[HN Gopher] Reverse engineering a neural network's clever soluti...
       ___________________________________________________________________
        
       Reverse engineering a neural network's clever solution to binary
       addition (2023)
        
       Author : Ameo
       Score  : 70 points
       Date   : 2025-11-04 07:22 UTC (4 days ago)
        
 (HTM) web link (cprimozic.net)
 (TXT) w3m dump (cprimozic.net)
        
       | IlikeKitties wrote:
       | >As I mentioned, before, I had imagined the network learning some
       | fancy combination of logic gates to perform the whole addition
       | process digitally, similarly to how a binary adder operates. This
       | trick is yet another example of neural networks finding
       | unexpected ways to solve problems.
       | 
       | My intuition is that this solution allows for some form of
       | gradient approach to a solution, which is why it's unintuitive.
       | We think about solutions as all or nothing and look for complete
       | solutions.
        
         | arjvik wrote:
         | The more interesting question is is it even possible to learn
         | the logic gates solution through gradient descent?
        
           | scarmig wrote:
           | You could riff off an approach similar to https://google-
           | research.github.io/self-organising-systems/di...
        
         | elteto wrote:
         | Right, binary gates are discrete elements but neural networks
         | operate on a continuous domain.
         | 
         | I'm reminded of the Feynman anecdote when he went to work for
         | Thinking Machines and they gave him some task related to
         | figuring out routing in the CPU network of the machine, which
         | is a discrete problem.
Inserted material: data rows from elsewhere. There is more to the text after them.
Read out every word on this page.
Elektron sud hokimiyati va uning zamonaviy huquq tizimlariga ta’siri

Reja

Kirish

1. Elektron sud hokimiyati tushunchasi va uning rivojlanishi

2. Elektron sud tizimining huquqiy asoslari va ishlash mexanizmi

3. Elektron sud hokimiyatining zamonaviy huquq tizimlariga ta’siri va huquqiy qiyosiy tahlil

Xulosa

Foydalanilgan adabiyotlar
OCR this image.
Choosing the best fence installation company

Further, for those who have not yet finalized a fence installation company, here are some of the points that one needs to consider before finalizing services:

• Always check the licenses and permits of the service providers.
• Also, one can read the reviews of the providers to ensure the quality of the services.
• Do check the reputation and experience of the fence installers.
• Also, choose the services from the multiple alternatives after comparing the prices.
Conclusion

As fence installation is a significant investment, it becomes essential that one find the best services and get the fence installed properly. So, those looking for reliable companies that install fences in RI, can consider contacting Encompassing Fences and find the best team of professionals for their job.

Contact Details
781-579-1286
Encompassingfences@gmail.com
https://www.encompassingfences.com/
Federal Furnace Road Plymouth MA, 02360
He came back with a solution that used
         | partial differential equations, which surprised everyone.
        
       | rnhmjoj wrote:
       | Original submission:
       | https://news.ycombinator.com/item?id=34399142
        
       | drougge wrote:
       | This seems interesting, but I got stuck fairly early on when I
       | read "all 32,385 possible input combinations". There are two 8
       | bit numbers, 16 totally independent bits. That's 65_536
       | combinations. 32_285 is close to half that, but not quite.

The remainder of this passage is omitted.